Justice Manoj also clarified that a past illness can be “material” only if it directly affects the treatment being claimed. Pulling up an unrelated surgery from the past to justify a rejection, he observed, goes against the entire idea of health cover. He further reiterated that when any clause in a policy is open to two interpretations, it must be read in favour of the policyholder, not the insurer that drafted it.
Health Insurance And The Right To Life
The judgment didn’t stop at contractual interpretation. The bench connected the issue to the right to health, which flows from Article 21 of the constitution. A wrongful denial of a claim, the court said, effectively blocks access to medical care and therefore infringes a fundamental right.

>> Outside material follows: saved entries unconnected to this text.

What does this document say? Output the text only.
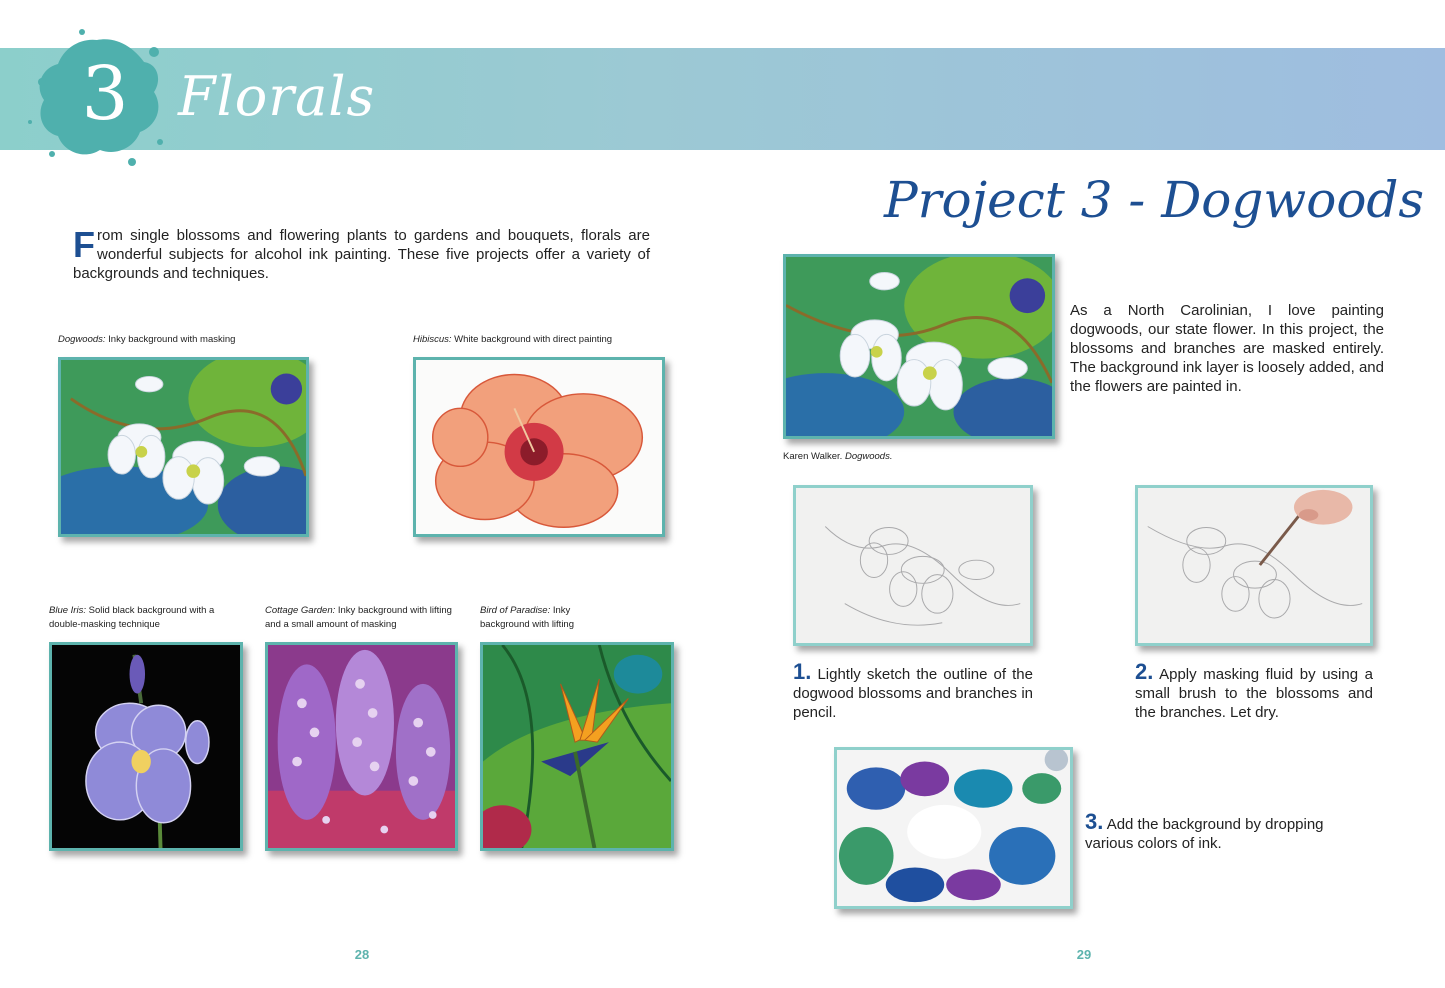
3 Florals
From single blossoms and flowering plants to gardens and bouquets, florals are wonderful subjects for alcohol ink painting. These five projects offer a variety of backgrounds and techniques.
Dogwoods: Inky background with masking	Hibiscus: White background with direct painting
Blue Iris: Solid black background with a double-masking technique
Cottage Garden: Inky background with lifting and a small amount of masking
Bird of Paradise: Inky background with lifting
Project 3 - Dogwoods
Karen Walker. Dogwoods.
As a North Carolinian, I love painting dogwoods, our state flower. In this project, the blossoms and branches are masked entirely. The background ink layer is loosely added, and the flowers are painted in.
1. Lightly sketch the outline of the dogwood blossoms and branches in pencil.
2. Apply masking fluid by using a small brush to the blossoms and the branches. Let dry.
3. Add the background by dropping various colors of ink.
28	29
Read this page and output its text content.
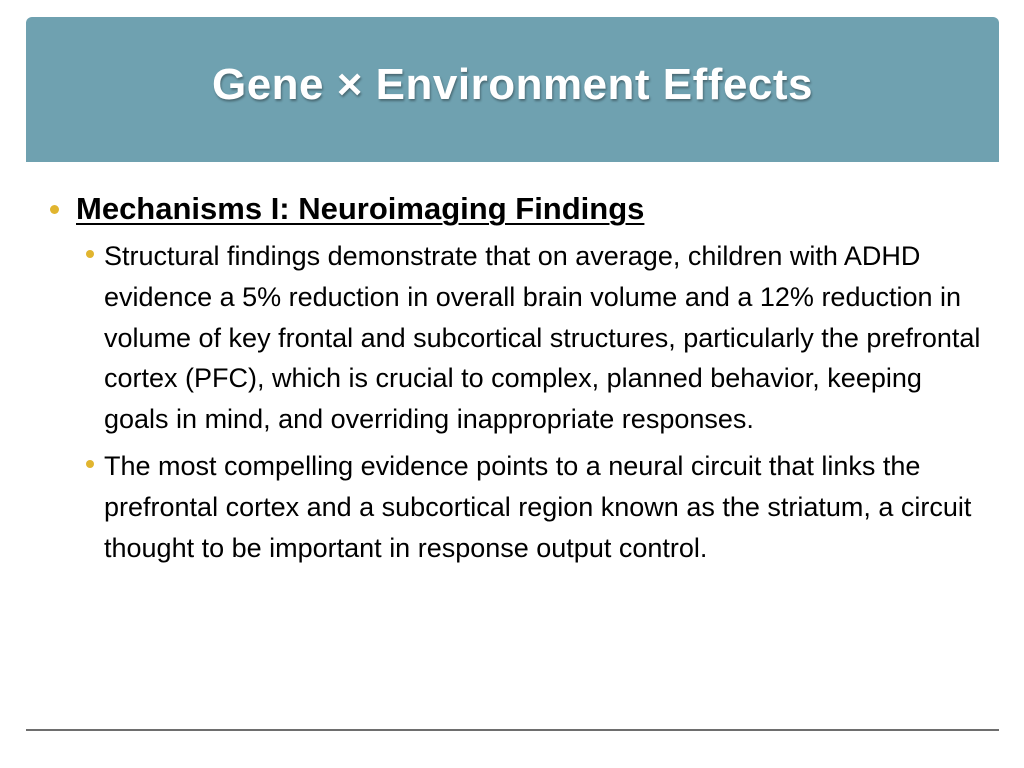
Gene × Environment Effects
Mechanisms I: Neuroimaging Findings
Structural findings demonstrate that on average, children with ADHD evidence a 5% reduction in overall brain volume and a 12% reduction in volume of key frontal and subcortical structures, particularly the prefrontal cortex (PFC), which is crucial to complex, planned behavior, keeping goals in mind, and overriding inappropriate responses.
The most compelling evidence points to a neural circuit that links the prefrontal cortex and a subcortical region known as the striatum, a circuit thought to be important in response output control.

Public insurers, it added, carry a special duty to be fair and humane. Rejecting genuine claims over immaterial details damages public confidence and contradicts the very purpose of a welfare-driven insurance system.
LIC has been directed to release the full claim amount. For the wider sector, the order acts as a reminder that technicalities cannot outweigh compassion or legality.
What Policyholders Should Note
Insurers cannot reopen policies older than two years unless fraud is shown.
Past ailments matter only if they influence the present treatment.
Ambiguous clauses in a policy must favour the insured.
Refusing legitimate claims can breach constitutional rights.
For consumers, the verdict is reassurance that insurance must protect them when it matters most. For insurers, it signals that good faith and fairness are not optional add-ons; they are the foundation of trust.